Ultimate Guide to Sunscreen for Men
Whether you like it or not, you should probably wear sunscreen more than just while at the beach or lounging by the pool. We’re talking about even when you’re outside doing yard work, driving around, or just sitting by a window for an extended period of time. Why? Because you’re at risk of getting skin cancer.
Yet, despite all the research, men refuse to wear sunscreen. Maybe it’s because we think that wearing sunscreen makes us less manly. But according to a recent study, about “1 in 2 men surveyed said they had not applied sunscreen in the past 12 months, and only 32 percent considered themselves very knowledgeable about how to properly use it.” The same study also stated that “two-thirds of men surveyed thought women needed sunscreen more because female skin is more sensitive to UV rays,” which is, of course, not true.

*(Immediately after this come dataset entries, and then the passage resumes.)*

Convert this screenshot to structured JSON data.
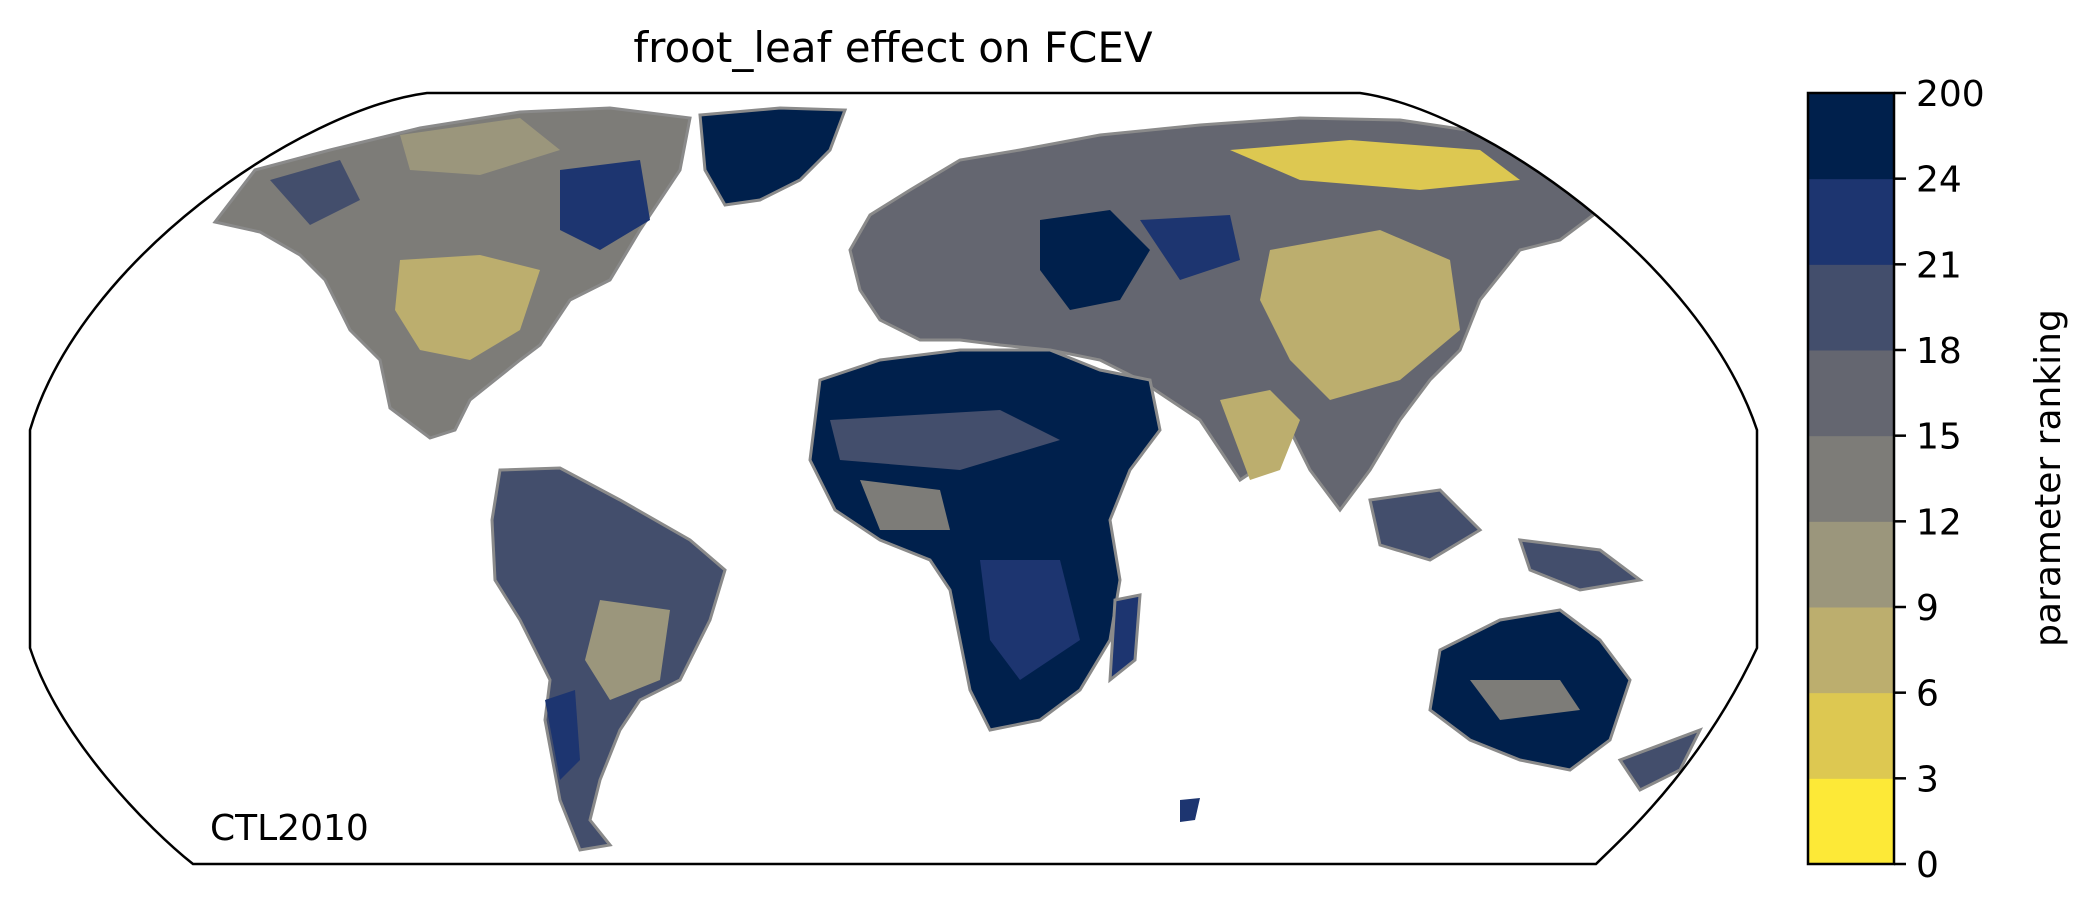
{
  "map": {
    "title": "froot_leaf effect on FCEV",
    "annotation": "CTL2010",
    "projection": "robinson",
    "land_outline_color": "#8a8a8a",
    "background_color": "#ffffff"
  },
  "colorbar": {
    "label": "parameter ranking",
    "orientation": "vertical",
    "ticks": [
      "0",
      "3",
      "6",
      "9",
      "12",
      "15",
      "18",
      "21",
      "24",
      "200"
    ],
    "bins": [
      {
        "from": 0,
        "to": 3,
        "color": "#fde937"
      },
      {
        "from": 3,
        "to": 6,
        "color": "#ddc851"
      },
      {
        "from": 6,
        "to": 9,
        "color": "#bcae6e"
      },
      {
        "from": 9,
        "to": 12,
        "color": "#9b967c"
      },
      {
        "from": 12,
        "to": 15,
        "color": "#7d7c78"
      },
      {
        "from": 15,
        "to": 18,
        "color": "#646670"
      },
      {
        "from": 18,
        "to": 21,
        "color": "#434e6c"
      },
      {
        "from": 21,
        "to": 24,
        "color": "#1d3570"
      },
      {
        "from": 24,
        "to": 200,
        "color": "#00204c"
      }
    ]
  }
}
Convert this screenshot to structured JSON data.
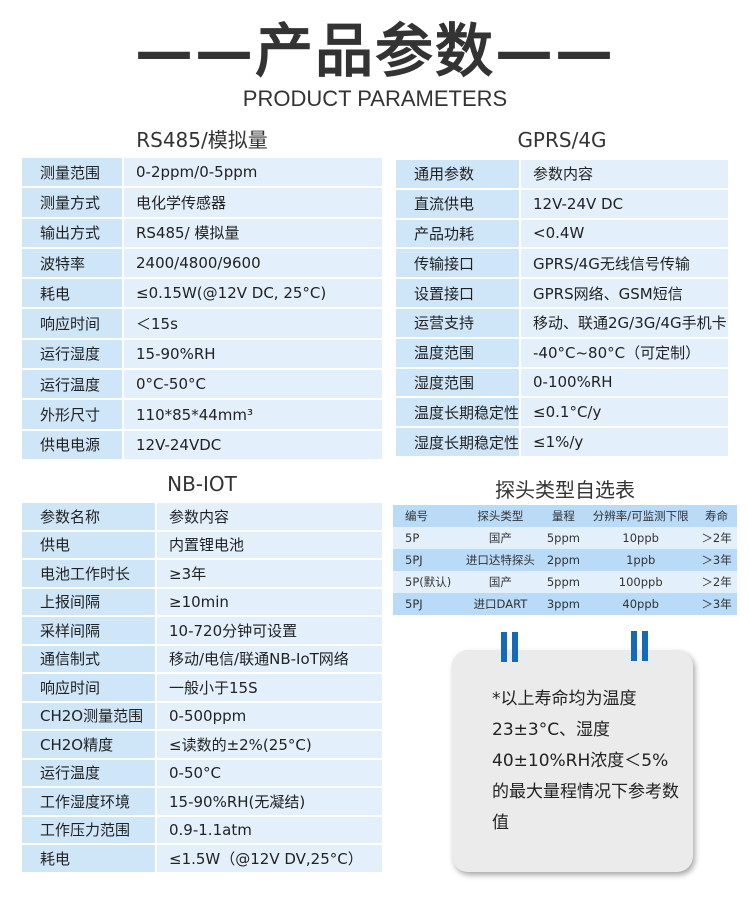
{
  "header": {
    "title": "——产品参数——",
    "subtitle": "PRODUCT PARAMETERS"
  },
  "rs485": {
    "title": "RS485/模拟量",
    "rows": [
      [
        "测量范围",
        "0-2ppm/0-5ppm"
      ],
      [
        "测量方式",
        "电化学传感器"
      ],
      [
        "输出方式",
        "RS485/ 模拟量"
      ],
      [
        "波特率",
        "2400/4800/9600"
      ],
      [
        "耗电",
        "≤0.15W(@12V DC, 25°C)"
      ],
      [
        "响应时间",
        "＜15s"
      ],
      [
        "运行湿度",
        "15-90%RH"
      ],
      [
        "运行温度",
        "0°C-50°C"
      ],
      [
        "外形尺寸",
        "110*85*44mm³"
      ],
      [
        "供电电源",
        "12V-24VDC"
      ]
    ]
  },
  "gprs": {
    "title": "GPRS/4G",
    "rows": [
      [
        "通用参数",
        "参数内容"
      ],
      [
        "直流供电",
        "12V-24V DC"
      ],
      [
        "产品功耗",
        "<0.4W"
      ],
      [
        "传输接口",
        "GPRS/4G无线信号传输"
      ],
      [
        "设置接口",
        "GPRS网络、GSM短信"
      ],
      [
        "运营支持",
        "移动、联通2G/3G/4G手机卡"
      ],
      [
        "温度范围",
        "-40°C~80°C（可定制）"
      ],
      [
        "湿度范围",
        "0-100%RH"
      ],
      [
        "温度长期稳定性",
        "≤0.1°C/y"
      ],
      [
        "湿度长期稳定性",
        "≤1%/y"
      ]
    ]
  },
  "nbiot": {
    "title": "NB-IOT",
    "rows": [
      [
        "参数名称",
        "参数内容"
      ],
      [
        "供电",
        "内置锂电池"
      ],
      [
        "电池工作时长",
        "≥3年"
      ],
      [
        "上报间隔",
        "≥10min"
      ],
      [
        "采样间隔",
        "10-720分钟可设置"
      ],
      [
        "通信制式",
        "移动/电信/联通NB-IoT网络"
      ],
      [
        "响应时间",
        "一般小于15S"
      ],
      [
        "CH2O测量范围",
        "0-500ppm"
      ],
      [
        "CH2O精度",
        "≤读数的±2%(25°C)"
      ],
      [
        "运行温度",
        "0-50°C"
      ],
      [
        "工作湿度环境",
        "15-90%RH(无凝结)"
      ],
      [
        "工作压力范围",
        "0.9-1.1atm"
      ],
      [
        "耗电",
        "≤1.5W（@12V DV,25°C）"
      ]
    ]
  },
  "probe": {
    "title": "探头类型自选表",
    "rows": [
      [
        "编号",
        "探头类型",
        "量程",
        "分辨率/可监测下限",
        "寿命"
      ],
      [
        "5P",
        "国产",
        "5ppm",
        "10ppb",
        "＞2年"
      ],
      [
        "5PJ",
        "进口达特探头",
        "2ppm",
        "1ppb",
        "＞3年"
      ],
      [
        "5P(默认)",
        "国产",
        "5ppm",
        "100ppb",
        "＞2年"
      ],
      [
        "5PJ",
        "进口DART",
        "3ppm",
        "40ppb",
        "＞3年"
      ]
    ]
  },
  "note": {
    "text": "*以上寿命均为温度23±3°C、湿度40±10%RH浓度＜5%的最大量程情况下参考数值"
  },
  "colors": {
    "label_bg": "#cfe5f8",
    "value_bg": "#e3f0fc",
    "clip": "#1569b8"
  }
}
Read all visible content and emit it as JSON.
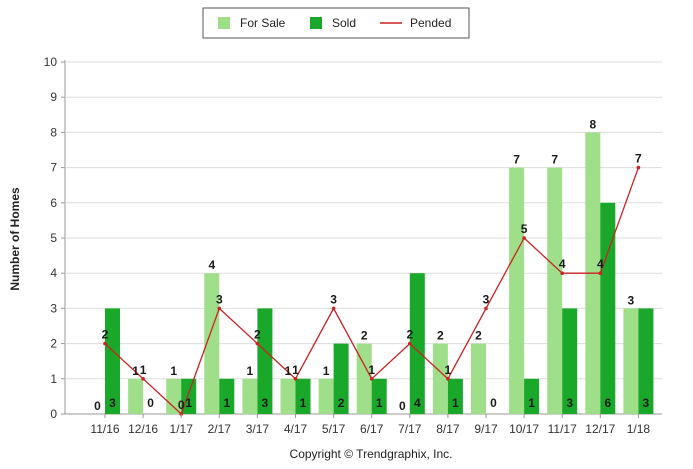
{
  "chart_data": {
    "type": "bar",
    "title": "",
    "xlabel": "",
    "ylabel": "Number of Homes",
    "ylim": [
      0,
      10
    ],
    "yticks": [
      0,
      1,
      2,
      3,
      4,
      5,
      6,
      7,
      8,
      9,
      10
    ],
    "grid": true,
    "legend_position": "top-center",
    "categories": [
      "11/16",
      "12/16",
      "1/17",
      "2/17",
      "3/17",
      "4/17",
      "5/17",
      "6/17",
      "7/17",
      "8/17",
      "9/17",
      "10/17",
      "11/17",
      "12/17",
      "1/18"
    ],
    "series": [
      {
        "name": "For Sale",
        "kind": "bar",
        "color": "#9fdf8a",
        "values": [
          0,
          1,
          1,
          4,
          1,
          1,
          1,
          2,
          0,
          2,
          2,
          7,
          7,
          8,
          3
        ]
      },
      {
        "name": "Sold",
        "kind": "bar",
        "color": "#1aa82a",
        "values": [
          3,
          0,
          1,
          1,
          3,
          1,
          2,
          1,
          4,
          1,
          0,
          1,
          3,
          6,
          3
        ]
      },
      {
        "name": "Pended",
        "kind": "line",
        "color": "#cc2222",
        "values": [
          2,
          1,
          0,
          3,
          2,
          1,
          3,
          1,
          2,
          1,
          3,
          5,
          4,
          4,
          7
        ]
      }
    ]
  },
  "footer": {
    "copyright": "Copyright © Trendgraphix, Inc."
  }
}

Since men are exposed to the sun more than women and apparently don’t realize the benefits of protecting their skins, here’s our guide to purchasing and wearing sunscreen so that you can protect yourself properly. And remember, there’s no shame in rocking sunscreen. It’s a lot better than getting cancer or having your skin age faster than it should.
How Does Sunscreen Protect You?
Since the chemicals in sunscreen absorb or reflect the harmful rays of the sun, there are less UVB rays (responsible for causing sunburns) and UVA rays (contributes to sunburn, skin cancer, and skin aging) directly hitting your skin. But, does that also mean that this will prevent cancer?
Well, yes. According to a study in Australia, participants who had been applying sunscreen for the last decade had less melanoma. Actually, this should be common sense.
What Chemicals are in Sunscreen? And, are they safe?
Most sunscreens contain: Avobenzone, Cinoxate, Ecamsule, Menthyl anthranilate, Octyl methoxycinnamate, Octyl salicylate, Oxybenzone, Sulisobenzone, Titanium dioxide, and Zinc oxide.
Not only has the FDA found these ingredients safe, they’re also endorsed by the American Academy of Dermatology. While zinc nanoparticles could kill colon cells when ingested, it would take an awful lot of swallowing sunscreen for that to matter. So, no worries about any of these chemicals harming you.
What SPF Should I Use?
Any over-the-counter sunscreens that protect you against UVB and UVA rays with SPF values of 15 or higher will do the trick. However, there’s no evidence that SPF values over 50 provide any extra protection.
But if there’s one ingredient that you should look for, it’s something called mexoryl. This UVA-blocking compound has been found to degrade less in sunlight than other FDA-approved UVA filters.
How to Apply and Use?
For maximum protection, it’s been recommended that you apply sunscreen on at least a half an hour before going outside. You should also apply it every two hours, but more often if you’re sweating or swimming. You also need to apply it thoroughly and use about one to two ounces for an effective amount, or roughly the amount equal to a shot glass.
Remember, even if you purchase a brand that claims it is water- and sweat-proof, all sunscreens begin to lose effectiveness after getting wet.
Don’t Neglect Any Parts of Your Body
You may not realize it but there are a lot of parts of your body that you’re bound to forget about. Besides your face, arms, chest, and back, make sure to apply sunscreen to your hands, underneath your eyes, ears, lips, scalp, and the top of your feet. If you need some suggestions for sunscreens for these specific areas, check out some suggestions from Men’s Health. Also, make sure to spend the extra cash for a pair of UV-blocking brand of shades for your eyes.
Clothing For Added Protection
Just because you’re wearing clothing doesn’t mean that you’re completely safe. A t-shirt, for example, has a mere SPF value of about 5, which is essentially nothing. If you don’t want to wear sunscreen under your clothing then you can always get clothing with built-in SPF, or add a laundry aid like SunGuard into your wash, which can increase clothing’s SPF to 30.
As for other clothing, a broad-brimmed hat can definitely protect the top of your head. But make sure it’s not a mesh cap, since sunlight can still get though.